C’est toujours un peu triste, n’est-ce pas, après des journées plus qu’intenses, d’enlever les affiches annonçant des événements, de jeter à la poubelle des écrits de travail d’ateliers, de remettre les tables « comme il faut », dans l’espace scolaire le plus traditionnel, de préparer la séparation d’avec les équipes qui ont partagé tant d’émotions, de petites contrariétés et de grandes joies… Poitiers, c’est fini, très bientôt, même si j’attends avec impatience ce que va dire notre grand témoin, et à la suite le vrai moment d’adieux qui fait encore monter l’émotion.

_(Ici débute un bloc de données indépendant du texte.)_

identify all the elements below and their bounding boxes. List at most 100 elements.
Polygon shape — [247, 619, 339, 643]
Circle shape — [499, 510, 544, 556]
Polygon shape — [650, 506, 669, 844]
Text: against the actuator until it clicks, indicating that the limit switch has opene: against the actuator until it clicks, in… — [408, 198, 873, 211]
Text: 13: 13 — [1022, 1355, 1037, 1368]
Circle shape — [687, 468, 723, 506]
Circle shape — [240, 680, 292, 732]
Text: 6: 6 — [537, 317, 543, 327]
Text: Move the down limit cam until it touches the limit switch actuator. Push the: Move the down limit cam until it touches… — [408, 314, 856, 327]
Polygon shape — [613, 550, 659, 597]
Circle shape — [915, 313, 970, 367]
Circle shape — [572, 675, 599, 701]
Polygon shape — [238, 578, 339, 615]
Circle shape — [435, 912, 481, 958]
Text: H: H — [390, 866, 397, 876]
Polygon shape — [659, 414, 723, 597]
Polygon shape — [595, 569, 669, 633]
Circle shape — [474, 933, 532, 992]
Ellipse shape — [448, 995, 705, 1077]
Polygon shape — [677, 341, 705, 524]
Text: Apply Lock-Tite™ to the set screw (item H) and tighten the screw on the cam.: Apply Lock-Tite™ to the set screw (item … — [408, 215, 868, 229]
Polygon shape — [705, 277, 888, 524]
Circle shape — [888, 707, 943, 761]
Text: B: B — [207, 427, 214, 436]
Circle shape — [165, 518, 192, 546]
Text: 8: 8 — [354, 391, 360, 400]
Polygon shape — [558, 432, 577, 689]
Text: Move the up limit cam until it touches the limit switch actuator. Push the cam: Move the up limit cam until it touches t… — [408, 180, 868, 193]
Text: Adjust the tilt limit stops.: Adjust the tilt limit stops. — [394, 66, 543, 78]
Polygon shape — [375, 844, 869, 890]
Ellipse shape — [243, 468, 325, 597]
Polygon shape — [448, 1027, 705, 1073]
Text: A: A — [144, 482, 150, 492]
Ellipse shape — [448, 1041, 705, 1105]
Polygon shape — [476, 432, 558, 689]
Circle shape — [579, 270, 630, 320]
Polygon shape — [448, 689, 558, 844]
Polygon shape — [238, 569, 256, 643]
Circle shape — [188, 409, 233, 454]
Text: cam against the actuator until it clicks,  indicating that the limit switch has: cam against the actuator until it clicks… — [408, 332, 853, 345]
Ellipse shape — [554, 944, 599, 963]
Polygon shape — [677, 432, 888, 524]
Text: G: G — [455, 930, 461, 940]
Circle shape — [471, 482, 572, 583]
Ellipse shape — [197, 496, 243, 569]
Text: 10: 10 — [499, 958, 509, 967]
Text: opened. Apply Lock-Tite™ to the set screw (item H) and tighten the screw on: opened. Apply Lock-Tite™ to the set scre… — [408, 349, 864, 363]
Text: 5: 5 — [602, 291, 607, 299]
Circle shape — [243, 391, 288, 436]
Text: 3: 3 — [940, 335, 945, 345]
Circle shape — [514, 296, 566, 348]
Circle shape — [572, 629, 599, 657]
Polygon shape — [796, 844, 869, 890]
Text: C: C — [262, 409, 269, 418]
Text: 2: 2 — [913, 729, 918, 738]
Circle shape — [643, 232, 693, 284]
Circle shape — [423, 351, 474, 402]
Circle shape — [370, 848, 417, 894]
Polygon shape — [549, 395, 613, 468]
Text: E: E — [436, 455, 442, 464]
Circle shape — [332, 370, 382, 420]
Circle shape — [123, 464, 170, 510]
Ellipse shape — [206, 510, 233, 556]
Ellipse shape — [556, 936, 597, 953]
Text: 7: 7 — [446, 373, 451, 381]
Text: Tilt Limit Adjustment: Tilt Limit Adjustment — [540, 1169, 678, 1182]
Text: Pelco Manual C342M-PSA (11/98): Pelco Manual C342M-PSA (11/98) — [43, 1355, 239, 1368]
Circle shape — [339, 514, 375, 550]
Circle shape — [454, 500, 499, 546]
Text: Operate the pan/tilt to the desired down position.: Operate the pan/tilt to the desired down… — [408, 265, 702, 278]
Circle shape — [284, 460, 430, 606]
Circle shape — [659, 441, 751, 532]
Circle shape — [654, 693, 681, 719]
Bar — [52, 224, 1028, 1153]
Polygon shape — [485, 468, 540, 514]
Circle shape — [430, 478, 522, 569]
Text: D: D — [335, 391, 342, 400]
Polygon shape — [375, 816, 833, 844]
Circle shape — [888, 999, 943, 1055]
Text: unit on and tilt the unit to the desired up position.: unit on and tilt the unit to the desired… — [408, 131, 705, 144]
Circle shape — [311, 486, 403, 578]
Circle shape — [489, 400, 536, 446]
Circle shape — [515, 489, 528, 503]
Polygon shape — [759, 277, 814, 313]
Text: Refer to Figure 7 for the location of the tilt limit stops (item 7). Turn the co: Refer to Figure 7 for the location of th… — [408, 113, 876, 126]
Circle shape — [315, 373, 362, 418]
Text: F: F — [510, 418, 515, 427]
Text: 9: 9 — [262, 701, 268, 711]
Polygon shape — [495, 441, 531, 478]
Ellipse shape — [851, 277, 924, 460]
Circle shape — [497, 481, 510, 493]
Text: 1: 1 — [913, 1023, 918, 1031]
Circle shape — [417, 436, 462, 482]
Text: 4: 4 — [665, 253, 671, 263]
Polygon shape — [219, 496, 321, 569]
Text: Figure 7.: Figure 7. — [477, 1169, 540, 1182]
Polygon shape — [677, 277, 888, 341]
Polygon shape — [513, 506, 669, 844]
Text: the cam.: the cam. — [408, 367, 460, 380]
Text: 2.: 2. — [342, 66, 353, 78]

Mais hier soir, dans notre comité de pilotage réuni une dernière fois dans le cadre de la Biennale 2019 lors d’un  moment convivial comme on dit (ce qui ne veut pas dire qu’il n’y avait pas de convivialité lors de réunions précédentes !), nous avons jeté les bases, ou plutôt les prémisses d’une évidente suite. D’autant que 2021 sera le centième anniversaire de l’éducation nouvelle, même si Rousseau, Pestalozzi ou Itard  pourraient contester à bon droit ! Et chez nous, on aime célébrer les cent ans de… Et après la commémoration de la Première Guerre mondiale, qui a occupé les esprits, comment ne pas se souvenir de la naissance de ces mouvements d’éducation qui voulaient bâtir un monde de paix, après les horreurs des années 14-18 ?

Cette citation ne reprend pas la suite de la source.